The predicament has been aggravated by the insufficiency in both the quarantine facilities and hospital beds for COVID-19 patients, creating the undesirable situation of necessitating home quarantine for thousands of close contacts of confirmed cases and leaving many COVID-19-positive people waiting for a hospital bed for days at home. This poor situation is facilitating the spread of the virus, as evidenced by the exponential increase in new infections over the past few days.

Given that ramping up Hong Kong’s anti-pandemic capacity is the key to containing the fifth wave of the COVID-19 outbreak, it is reassuring that the relevant central government departments and the authorities in Guangdong province have sprung into action, assisting the SAR government in various aspects of the fight against the COVID-19 virus, as revealed by Vice-Premier Han Zheng.
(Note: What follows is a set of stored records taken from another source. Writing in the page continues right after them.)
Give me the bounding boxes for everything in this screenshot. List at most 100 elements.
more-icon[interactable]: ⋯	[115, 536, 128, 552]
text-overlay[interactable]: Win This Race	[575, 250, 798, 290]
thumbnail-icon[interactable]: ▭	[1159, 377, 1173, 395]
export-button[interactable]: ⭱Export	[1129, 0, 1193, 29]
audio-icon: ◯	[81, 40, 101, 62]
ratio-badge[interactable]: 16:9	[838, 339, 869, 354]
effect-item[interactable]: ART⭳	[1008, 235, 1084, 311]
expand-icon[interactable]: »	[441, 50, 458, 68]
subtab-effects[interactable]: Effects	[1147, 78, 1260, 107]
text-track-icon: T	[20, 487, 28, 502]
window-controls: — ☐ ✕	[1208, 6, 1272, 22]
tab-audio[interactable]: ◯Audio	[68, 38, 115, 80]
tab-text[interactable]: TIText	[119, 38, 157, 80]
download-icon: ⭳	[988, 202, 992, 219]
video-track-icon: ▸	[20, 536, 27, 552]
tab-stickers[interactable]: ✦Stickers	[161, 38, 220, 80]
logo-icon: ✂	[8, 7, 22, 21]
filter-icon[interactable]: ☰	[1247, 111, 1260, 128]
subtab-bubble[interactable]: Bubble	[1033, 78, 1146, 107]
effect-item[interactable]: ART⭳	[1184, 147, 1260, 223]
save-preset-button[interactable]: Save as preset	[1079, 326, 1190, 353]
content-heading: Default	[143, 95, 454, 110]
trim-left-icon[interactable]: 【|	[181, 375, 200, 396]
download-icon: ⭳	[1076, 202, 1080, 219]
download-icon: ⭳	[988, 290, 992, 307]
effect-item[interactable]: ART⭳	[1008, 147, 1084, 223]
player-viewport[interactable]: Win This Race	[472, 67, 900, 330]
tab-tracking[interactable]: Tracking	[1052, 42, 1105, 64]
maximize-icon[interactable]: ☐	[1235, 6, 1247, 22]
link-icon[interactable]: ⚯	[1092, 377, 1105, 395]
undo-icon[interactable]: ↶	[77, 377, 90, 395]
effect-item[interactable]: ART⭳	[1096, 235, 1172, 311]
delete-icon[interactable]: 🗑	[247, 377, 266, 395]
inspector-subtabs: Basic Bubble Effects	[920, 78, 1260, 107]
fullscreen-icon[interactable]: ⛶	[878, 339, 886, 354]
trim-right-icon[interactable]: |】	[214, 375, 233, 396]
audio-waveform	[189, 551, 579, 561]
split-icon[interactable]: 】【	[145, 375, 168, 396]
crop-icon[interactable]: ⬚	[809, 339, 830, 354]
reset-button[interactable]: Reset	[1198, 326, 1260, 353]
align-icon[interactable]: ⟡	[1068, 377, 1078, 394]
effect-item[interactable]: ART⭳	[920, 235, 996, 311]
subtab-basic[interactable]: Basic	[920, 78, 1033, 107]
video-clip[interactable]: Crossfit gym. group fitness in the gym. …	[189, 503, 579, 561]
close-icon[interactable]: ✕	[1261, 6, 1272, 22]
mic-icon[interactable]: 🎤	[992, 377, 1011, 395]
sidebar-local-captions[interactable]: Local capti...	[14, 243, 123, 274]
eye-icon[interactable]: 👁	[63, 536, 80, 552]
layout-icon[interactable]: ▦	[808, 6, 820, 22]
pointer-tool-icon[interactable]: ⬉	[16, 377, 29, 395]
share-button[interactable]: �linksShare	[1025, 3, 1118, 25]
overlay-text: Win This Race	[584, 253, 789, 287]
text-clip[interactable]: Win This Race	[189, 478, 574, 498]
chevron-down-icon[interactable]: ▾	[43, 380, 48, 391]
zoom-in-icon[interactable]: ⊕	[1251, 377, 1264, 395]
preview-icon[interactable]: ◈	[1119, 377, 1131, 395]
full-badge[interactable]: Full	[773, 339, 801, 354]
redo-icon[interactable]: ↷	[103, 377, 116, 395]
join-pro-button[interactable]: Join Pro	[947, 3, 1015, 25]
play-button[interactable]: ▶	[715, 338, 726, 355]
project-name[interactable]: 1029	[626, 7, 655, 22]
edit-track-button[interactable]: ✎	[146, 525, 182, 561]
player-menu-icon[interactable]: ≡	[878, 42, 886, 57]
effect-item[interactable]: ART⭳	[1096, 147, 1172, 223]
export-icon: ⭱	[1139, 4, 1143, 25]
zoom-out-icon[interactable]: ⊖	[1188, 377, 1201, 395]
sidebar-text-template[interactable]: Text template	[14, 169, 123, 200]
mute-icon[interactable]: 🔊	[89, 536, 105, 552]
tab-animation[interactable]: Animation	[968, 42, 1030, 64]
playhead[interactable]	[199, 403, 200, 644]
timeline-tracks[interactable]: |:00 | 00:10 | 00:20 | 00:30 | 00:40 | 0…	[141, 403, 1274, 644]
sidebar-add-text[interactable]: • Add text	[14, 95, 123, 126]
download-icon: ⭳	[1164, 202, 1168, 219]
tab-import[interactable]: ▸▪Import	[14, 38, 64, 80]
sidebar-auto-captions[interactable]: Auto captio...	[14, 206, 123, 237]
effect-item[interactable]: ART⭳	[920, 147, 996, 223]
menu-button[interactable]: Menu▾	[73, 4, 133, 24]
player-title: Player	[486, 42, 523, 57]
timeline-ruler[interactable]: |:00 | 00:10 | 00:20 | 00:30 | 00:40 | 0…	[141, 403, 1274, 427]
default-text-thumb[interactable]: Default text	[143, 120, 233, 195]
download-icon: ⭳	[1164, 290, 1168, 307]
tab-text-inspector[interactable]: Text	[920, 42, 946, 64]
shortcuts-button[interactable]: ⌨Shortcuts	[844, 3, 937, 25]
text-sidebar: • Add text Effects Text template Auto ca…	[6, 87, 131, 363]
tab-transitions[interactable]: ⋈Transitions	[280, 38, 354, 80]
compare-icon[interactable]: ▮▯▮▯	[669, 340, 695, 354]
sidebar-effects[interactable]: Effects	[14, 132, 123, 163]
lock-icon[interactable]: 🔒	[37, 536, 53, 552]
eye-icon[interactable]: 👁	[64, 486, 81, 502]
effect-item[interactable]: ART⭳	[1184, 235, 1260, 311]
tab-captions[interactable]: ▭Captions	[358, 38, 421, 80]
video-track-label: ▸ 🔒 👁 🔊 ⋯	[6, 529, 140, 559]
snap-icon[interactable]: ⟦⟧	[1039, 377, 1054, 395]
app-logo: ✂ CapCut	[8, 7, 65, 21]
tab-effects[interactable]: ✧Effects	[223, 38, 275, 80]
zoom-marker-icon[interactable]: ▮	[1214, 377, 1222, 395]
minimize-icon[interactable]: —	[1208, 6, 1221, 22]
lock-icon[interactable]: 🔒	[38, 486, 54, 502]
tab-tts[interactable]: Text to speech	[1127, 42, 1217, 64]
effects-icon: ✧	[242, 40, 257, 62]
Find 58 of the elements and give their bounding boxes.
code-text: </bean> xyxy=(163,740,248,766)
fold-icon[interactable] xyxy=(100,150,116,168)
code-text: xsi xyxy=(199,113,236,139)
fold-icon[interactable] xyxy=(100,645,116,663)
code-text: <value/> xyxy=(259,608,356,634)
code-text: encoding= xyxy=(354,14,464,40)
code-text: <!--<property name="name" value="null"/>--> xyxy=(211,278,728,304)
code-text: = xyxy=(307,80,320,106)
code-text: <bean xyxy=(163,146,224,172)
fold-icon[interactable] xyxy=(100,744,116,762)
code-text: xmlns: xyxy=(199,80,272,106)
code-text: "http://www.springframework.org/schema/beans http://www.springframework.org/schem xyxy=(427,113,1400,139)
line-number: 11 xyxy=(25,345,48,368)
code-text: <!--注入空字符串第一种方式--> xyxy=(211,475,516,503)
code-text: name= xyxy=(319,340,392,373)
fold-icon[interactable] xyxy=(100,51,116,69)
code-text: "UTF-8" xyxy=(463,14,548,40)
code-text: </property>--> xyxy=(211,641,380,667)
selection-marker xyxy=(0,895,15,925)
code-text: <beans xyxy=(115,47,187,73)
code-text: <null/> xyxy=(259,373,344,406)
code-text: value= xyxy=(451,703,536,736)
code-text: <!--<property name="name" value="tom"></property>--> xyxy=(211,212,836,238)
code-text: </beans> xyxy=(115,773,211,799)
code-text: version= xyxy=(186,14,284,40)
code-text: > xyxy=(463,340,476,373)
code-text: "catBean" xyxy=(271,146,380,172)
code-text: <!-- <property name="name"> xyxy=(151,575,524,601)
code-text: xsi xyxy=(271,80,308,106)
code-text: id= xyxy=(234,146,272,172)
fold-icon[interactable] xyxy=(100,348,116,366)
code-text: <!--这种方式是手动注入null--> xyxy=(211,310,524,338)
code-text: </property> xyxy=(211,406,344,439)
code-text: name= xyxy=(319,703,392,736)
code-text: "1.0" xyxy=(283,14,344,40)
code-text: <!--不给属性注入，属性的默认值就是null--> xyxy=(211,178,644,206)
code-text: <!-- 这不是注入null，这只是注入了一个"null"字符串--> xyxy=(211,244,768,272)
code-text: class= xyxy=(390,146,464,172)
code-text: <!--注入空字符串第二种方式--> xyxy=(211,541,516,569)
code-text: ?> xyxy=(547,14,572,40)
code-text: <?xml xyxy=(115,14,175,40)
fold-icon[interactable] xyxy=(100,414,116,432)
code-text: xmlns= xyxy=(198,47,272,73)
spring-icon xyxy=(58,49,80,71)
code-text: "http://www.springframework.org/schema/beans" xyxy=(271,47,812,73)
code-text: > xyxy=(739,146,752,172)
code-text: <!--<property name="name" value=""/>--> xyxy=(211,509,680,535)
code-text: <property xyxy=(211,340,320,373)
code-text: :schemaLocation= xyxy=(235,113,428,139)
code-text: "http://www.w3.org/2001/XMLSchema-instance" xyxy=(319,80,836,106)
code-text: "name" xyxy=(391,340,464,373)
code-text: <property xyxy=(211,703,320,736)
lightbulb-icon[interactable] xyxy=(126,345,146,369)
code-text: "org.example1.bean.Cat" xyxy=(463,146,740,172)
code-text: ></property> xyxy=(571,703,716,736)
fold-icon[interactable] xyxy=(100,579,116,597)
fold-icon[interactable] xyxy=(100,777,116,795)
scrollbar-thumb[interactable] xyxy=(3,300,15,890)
The mainland’s assistance focuses on improving Hong Kong’s virus-screening capacity, providing medical supplies such as the rapid antigen test kits, building makeshift community isolation and treatment facilities, ensuring the supply of daily necessities, and dispatching medical experts and supporting staff to the city, all of which are conducted under an anti-pandemic work coordination mechanism, which is led by the Hong Kong and Macao Affairs Office of the State Council and the National Health Commission involving central government departments, the Guangdong provincial government and the HKSAR government.

The success of the mainland’s anti-pandemic efforts lies not only on comprehensive, strategic planning but also on the ability to mobilize assistance from across the country. Once an outbreak occurred in a certain place, a large number of medical personnel and a huge volume of supplies were marshaled and then dispatched to that area in no time. As a result, sufficient medical staff were deployed, who worked in shifts so that each sampling point could perform testing 24/7; and sufficient quarantine and treatment facilities were made available to accommodate every close contact or confirmed patient. Meanwhile, a volunteer team consisting of local Communist Party members, community organizers, ordinary citizens, etc., was assembled to serve the various needs of the community so that local residents could easily observe the quarantine rules. This countrywide response and cooperation facilitated an overwhelming power or synergy that helped the affected area win the race against the coronavirus soon enough to prevent a large-scale outbreak.

Ferocious as the fifth wave of the COVID-19 outbreak is, Hong Kong can defeat it with the strong backing of the central government, which once again proved that it can be counted on whenever Hong Kong is in need of a helping hand, such as during the water crisis in the 1960s, the Asian financial crisis in 1997-98, and now the COVID-19 pandemic.

The author is a Hong Kong member of the National Committee of the Chinese People’s Political Consultative Conference and chairman of the Hong Kong New Era Development Thinktank.

The views do not necessarily reflect those of China Daily.